До войны я стыдился того, что жил богаче Роберта. Весенним утром с нашего пятого этажа открывался серебристо-дымчатый вид на лесное заречье, грудастые золотые купола собора и розовые уступы свежепокрашенных крыш. А окна Шапошниковых выходили на торец дровяного сарая. Однажды, когда мама читала вслух «Дети подземелья» Короленко, я завел разговор о переселении Роберта в мою комнату. Мама отложила книгу и принялась довольно пространно объяснять, почему это невозможно. Показалось неубедительным. С той поры, однако, в гостях у Шапошниковых я боялся, что дверь вот-вот отворят и на меня набросится с упреками, как грозный Тибурций, сантехник Степан.

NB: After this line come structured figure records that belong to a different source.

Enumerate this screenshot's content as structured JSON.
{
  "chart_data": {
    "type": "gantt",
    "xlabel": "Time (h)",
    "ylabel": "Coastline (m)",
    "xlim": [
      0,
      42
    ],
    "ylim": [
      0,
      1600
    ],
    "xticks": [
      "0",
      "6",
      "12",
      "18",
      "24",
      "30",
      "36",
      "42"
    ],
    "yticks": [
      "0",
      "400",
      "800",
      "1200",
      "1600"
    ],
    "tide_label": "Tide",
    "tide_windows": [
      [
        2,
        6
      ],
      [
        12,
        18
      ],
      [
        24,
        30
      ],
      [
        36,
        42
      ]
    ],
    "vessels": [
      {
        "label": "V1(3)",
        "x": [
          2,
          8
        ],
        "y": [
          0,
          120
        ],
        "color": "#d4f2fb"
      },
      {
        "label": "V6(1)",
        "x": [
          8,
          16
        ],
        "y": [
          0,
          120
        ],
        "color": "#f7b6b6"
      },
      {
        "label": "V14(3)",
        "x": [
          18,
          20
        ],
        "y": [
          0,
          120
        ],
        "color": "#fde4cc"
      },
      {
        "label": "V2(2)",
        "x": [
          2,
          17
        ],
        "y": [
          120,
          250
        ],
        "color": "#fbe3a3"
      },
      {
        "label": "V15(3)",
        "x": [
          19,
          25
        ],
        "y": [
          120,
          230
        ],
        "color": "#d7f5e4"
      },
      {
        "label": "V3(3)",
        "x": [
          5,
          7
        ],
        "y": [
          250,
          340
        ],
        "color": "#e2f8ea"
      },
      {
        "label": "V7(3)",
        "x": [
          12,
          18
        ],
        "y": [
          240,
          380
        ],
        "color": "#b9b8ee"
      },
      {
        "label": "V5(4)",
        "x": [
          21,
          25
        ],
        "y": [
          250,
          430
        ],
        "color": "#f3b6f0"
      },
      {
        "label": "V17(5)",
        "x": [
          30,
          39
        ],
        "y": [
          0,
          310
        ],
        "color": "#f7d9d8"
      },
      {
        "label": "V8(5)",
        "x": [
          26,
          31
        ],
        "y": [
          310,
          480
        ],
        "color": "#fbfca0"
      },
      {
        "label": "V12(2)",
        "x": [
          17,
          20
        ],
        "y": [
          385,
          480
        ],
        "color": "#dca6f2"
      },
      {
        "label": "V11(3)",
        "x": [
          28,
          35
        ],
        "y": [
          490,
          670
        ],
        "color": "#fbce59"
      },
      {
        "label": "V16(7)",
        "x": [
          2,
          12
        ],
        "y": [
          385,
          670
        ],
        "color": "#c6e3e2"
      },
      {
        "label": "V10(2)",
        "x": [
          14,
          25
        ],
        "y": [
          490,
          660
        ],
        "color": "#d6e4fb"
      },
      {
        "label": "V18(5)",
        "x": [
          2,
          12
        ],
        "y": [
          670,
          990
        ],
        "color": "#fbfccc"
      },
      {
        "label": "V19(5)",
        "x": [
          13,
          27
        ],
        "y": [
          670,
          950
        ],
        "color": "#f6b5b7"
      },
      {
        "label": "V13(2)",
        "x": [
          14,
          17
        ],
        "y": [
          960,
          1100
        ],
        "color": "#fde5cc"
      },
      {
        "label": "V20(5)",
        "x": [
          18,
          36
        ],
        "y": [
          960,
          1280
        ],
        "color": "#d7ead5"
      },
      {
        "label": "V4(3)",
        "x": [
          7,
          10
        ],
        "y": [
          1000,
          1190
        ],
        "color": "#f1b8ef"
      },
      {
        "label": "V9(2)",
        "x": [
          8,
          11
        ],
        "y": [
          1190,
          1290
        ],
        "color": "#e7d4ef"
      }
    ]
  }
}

В некогда сухой и теплой комнате теперь мокро, черно, как в открытой могиле после дождя. Пол сорван. Между трухлявыми, изъеденными балками нефтяным блеском отливает густая жижа. Донизу свисают обои позеленевшими от плесени языками.
В моем уме вдруг всплыла траншея и желтый ряд гробов перед зданием райисполкома.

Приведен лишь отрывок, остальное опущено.